Four days after Slopestyle competition wraps up at the Livigno Snow Park, the same set of athletes will be back at it in on the towering big venue, with women’s qualifications taking place on Saturday, 14 February, men’s qualifications on 15 Feb, women’s finals on the 16th, and then men’s finals on the 17th. All qualification and final phases will begin at 19:30. 

While the entry lists for Big Air will be the same as the ones for Slopestyle and the big names-to-watch largely carried over, there are some notable differences. 

First up for the women is the fact that reigning Olympic champion Eileen Gu has not competed in a single Big Air competition since her history making performance at the Beijing 2022 Olympic Winter Games, where she claimed the gold medal by stomping the first-ever 1620 in women’s competition. 

Gu has, however, spent plenty of time hitting big jumps over the past few seasons, and if there’s anybody who can step back in to her first Big Air competition in four years and find her way back to the top of the podium, it is the exceptional 22-year-old. 

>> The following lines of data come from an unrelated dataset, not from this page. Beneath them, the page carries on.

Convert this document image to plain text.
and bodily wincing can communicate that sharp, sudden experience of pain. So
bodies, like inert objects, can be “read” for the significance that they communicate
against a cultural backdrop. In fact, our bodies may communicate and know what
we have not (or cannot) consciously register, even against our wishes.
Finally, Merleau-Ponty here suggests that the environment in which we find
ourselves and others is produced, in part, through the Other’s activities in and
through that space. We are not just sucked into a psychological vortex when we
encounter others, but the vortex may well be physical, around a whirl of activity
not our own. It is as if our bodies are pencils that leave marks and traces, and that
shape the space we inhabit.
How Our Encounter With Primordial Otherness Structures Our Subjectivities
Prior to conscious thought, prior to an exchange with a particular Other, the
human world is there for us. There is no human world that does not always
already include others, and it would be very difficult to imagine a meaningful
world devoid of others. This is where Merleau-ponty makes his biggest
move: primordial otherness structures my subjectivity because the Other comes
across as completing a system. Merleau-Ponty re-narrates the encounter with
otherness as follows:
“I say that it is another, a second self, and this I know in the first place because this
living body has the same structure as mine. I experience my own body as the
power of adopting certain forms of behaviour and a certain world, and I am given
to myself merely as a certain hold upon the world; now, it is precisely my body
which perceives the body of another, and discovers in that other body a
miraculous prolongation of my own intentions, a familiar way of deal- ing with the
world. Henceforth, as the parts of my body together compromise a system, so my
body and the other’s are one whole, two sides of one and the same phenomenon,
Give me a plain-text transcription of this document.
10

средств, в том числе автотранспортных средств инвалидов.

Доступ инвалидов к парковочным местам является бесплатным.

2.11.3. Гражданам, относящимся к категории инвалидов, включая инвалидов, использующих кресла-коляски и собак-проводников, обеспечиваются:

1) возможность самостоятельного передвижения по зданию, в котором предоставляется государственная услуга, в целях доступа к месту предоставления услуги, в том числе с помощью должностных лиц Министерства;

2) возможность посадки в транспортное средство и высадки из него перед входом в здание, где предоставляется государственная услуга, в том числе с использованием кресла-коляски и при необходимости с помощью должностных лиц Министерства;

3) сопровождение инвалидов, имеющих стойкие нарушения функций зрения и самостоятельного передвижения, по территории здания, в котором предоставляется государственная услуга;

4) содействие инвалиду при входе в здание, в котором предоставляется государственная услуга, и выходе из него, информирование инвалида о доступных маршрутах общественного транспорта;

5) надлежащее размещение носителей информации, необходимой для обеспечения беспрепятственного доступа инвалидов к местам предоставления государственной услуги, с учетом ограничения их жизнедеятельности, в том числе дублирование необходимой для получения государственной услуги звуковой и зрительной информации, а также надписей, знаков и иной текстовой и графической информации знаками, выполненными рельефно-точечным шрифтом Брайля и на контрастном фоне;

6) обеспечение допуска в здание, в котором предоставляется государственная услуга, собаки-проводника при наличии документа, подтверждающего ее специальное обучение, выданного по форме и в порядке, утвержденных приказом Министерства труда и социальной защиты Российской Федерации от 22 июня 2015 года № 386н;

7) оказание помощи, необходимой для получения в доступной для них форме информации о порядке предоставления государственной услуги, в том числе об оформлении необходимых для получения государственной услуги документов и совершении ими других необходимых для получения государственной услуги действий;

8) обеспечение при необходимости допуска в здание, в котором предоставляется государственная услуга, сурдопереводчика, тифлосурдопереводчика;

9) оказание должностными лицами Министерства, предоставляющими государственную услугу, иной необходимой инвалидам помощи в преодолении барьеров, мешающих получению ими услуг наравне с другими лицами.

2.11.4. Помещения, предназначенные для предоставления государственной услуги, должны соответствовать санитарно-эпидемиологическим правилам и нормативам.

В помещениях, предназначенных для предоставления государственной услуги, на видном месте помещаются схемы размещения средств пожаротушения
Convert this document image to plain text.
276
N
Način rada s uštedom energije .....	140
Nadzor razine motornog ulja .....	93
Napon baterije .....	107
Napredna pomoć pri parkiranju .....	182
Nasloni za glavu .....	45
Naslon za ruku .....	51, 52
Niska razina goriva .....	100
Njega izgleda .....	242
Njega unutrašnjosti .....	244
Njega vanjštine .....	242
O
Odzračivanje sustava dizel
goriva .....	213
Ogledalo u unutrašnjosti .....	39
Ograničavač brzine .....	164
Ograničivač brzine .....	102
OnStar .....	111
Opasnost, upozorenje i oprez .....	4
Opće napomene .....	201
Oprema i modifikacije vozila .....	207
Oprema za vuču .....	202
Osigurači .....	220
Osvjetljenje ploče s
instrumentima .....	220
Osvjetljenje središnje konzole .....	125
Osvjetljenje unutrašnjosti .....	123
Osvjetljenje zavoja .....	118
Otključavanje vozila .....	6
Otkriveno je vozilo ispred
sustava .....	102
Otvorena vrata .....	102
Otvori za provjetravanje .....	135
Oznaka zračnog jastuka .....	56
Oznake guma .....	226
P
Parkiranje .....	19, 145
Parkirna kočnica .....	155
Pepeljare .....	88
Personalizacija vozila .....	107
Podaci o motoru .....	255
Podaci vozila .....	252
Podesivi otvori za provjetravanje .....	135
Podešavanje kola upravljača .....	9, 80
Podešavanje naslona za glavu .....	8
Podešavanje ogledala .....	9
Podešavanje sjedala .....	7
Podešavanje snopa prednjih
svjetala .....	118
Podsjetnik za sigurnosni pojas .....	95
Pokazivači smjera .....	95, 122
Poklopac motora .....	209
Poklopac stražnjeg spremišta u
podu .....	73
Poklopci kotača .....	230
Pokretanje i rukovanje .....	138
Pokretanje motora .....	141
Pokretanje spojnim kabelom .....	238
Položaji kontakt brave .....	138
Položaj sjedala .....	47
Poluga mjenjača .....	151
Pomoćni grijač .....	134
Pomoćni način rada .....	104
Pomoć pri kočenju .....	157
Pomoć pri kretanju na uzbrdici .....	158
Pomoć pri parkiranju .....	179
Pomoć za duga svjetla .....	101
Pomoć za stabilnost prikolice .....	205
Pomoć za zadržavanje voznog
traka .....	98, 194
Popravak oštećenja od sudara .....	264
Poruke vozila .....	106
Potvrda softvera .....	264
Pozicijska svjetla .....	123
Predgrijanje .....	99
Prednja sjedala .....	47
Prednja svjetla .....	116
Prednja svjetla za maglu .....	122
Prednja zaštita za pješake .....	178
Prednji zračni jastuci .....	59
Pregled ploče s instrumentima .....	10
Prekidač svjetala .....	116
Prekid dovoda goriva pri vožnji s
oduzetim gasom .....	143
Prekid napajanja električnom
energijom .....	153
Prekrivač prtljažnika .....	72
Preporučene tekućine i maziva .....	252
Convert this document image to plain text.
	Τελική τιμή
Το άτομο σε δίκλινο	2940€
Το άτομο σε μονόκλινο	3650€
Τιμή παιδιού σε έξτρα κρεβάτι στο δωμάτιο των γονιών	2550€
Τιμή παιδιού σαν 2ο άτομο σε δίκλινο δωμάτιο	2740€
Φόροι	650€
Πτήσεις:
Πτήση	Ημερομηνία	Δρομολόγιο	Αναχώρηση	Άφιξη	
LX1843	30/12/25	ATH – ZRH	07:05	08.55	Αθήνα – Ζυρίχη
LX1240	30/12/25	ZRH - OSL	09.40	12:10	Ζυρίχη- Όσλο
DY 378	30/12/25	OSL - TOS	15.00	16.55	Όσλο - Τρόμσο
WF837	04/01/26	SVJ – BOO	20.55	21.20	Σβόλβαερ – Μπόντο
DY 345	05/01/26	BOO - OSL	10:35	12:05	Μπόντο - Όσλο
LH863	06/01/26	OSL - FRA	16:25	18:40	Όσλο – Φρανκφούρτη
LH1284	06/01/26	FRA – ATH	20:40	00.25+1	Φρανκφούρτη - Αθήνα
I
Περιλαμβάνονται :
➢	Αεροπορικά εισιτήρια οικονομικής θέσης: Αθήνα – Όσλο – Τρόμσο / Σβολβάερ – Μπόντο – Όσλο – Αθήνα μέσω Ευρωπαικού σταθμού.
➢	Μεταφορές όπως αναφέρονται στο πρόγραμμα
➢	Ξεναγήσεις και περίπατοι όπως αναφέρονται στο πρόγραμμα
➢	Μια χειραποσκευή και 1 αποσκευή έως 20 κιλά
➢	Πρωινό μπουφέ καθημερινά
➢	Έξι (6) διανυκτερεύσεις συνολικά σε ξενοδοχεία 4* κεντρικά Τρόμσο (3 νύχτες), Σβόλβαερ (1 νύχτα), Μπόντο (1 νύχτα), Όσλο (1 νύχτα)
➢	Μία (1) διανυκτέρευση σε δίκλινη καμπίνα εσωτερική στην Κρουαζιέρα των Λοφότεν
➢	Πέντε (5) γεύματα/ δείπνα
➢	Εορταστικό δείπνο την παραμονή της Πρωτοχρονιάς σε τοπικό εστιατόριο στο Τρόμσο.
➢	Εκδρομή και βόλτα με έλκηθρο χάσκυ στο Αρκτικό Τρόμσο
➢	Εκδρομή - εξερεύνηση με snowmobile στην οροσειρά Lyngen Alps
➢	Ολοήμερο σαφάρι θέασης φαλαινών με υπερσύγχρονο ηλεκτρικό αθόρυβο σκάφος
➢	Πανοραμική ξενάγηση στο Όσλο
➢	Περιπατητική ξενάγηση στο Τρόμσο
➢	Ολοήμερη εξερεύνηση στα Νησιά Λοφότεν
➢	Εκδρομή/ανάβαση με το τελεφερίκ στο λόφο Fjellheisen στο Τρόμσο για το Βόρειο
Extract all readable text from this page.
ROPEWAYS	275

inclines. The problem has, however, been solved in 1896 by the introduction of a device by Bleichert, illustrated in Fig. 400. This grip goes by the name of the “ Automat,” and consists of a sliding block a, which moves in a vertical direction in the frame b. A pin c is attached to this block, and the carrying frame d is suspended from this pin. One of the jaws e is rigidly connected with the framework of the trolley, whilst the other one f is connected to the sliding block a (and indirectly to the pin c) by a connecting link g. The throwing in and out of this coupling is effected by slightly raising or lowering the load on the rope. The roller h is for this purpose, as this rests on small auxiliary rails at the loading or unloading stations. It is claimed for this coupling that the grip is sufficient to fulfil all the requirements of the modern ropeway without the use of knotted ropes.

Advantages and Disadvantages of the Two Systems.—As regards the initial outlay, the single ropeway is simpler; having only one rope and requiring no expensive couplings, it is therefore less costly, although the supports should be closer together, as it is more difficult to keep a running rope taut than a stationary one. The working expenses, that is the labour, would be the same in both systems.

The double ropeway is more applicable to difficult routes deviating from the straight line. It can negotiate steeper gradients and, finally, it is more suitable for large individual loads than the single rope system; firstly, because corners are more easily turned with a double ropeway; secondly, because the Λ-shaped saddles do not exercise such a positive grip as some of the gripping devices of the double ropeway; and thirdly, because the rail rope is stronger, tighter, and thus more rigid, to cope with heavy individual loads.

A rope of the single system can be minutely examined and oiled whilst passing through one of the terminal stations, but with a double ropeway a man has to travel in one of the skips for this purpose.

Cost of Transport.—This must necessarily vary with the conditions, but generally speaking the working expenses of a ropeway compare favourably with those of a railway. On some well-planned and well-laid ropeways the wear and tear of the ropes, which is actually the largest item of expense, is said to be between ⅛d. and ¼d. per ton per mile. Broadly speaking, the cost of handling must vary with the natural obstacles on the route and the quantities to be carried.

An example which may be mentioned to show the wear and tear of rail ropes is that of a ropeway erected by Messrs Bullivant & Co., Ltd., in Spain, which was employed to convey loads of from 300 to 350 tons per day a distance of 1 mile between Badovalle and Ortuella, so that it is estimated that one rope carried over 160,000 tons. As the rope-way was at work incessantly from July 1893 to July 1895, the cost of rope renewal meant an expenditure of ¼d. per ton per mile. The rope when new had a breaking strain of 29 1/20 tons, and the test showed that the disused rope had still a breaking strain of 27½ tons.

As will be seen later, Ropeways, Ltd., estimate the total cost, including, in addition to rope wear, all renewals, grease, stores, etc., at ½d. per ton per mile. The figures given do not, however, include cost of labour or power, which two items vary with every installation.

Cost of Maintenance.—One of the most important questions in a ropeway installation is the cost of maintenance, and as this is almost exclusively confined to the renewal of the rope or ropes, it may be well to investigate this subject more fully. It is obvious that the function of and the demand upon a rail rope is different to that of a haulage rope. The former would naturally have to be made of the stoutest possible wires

While a 1620 is still the upper echelon of rotations in women’s Big Air competition, the game has changed in the last four years, with the likes of Megan Oldham stomping the first triple cork in women’s competition at the X Games in 2023, and with Mathilde Gremaud adding a nosebutter double cork 1260 to her trick arsenal, which she used to win the X Games two weeks ago.

Whether a triple cork will be possible on this Olympic jump for the women remains to be seen, but it’s almost assured that Gremaud will bring the nosebutter 12 to the table. If she does, it could be almost impossible for anyone to challenge her bid for gold. 

Current Big Air World Cup leader Naomi Urness, reigning Big Air World Champion, PyeongChang 2018 Slopestyle gold medallist Sarah Hoefflin, and the USA’s Rell Harwood are a few of the other names who could challenge for the Big Air podium in Livigno.

On the men’s side, when we’re talking about big air, then we’ve got to mention the USA’s Troy Podmilsak, who sits tied atop the World Cup standings with Luca Harrington on 200 points from two victories in two starts. 

Podmilsak became the first skier in history to land a forward 2160 on his way to gold at the Bakuriani 2023 World Championships, a trick he used again on his way to X Games gold the next season. And while a number of other men have bumped their rotations up to 2160 since then, few execute the trick the power and consistency of Podmilsak. 

And then there’s Flora’s brother Miro Tabanelli, who claimed X Games gold in 2025 by becoming the first skier in competition history to stomp a 2340. While Tabanelli has struggled somewhat this season, with his best result coming in the form of a sixth place at the Steamboat (USA) Big Air World Cup, his focus has been on these Olympics in his home resort since the Games were first awarded to Milano Cortina seven years ago. The pressure on the 21-year-old will be immense, but he has proven he has the chops to rise to the occasion.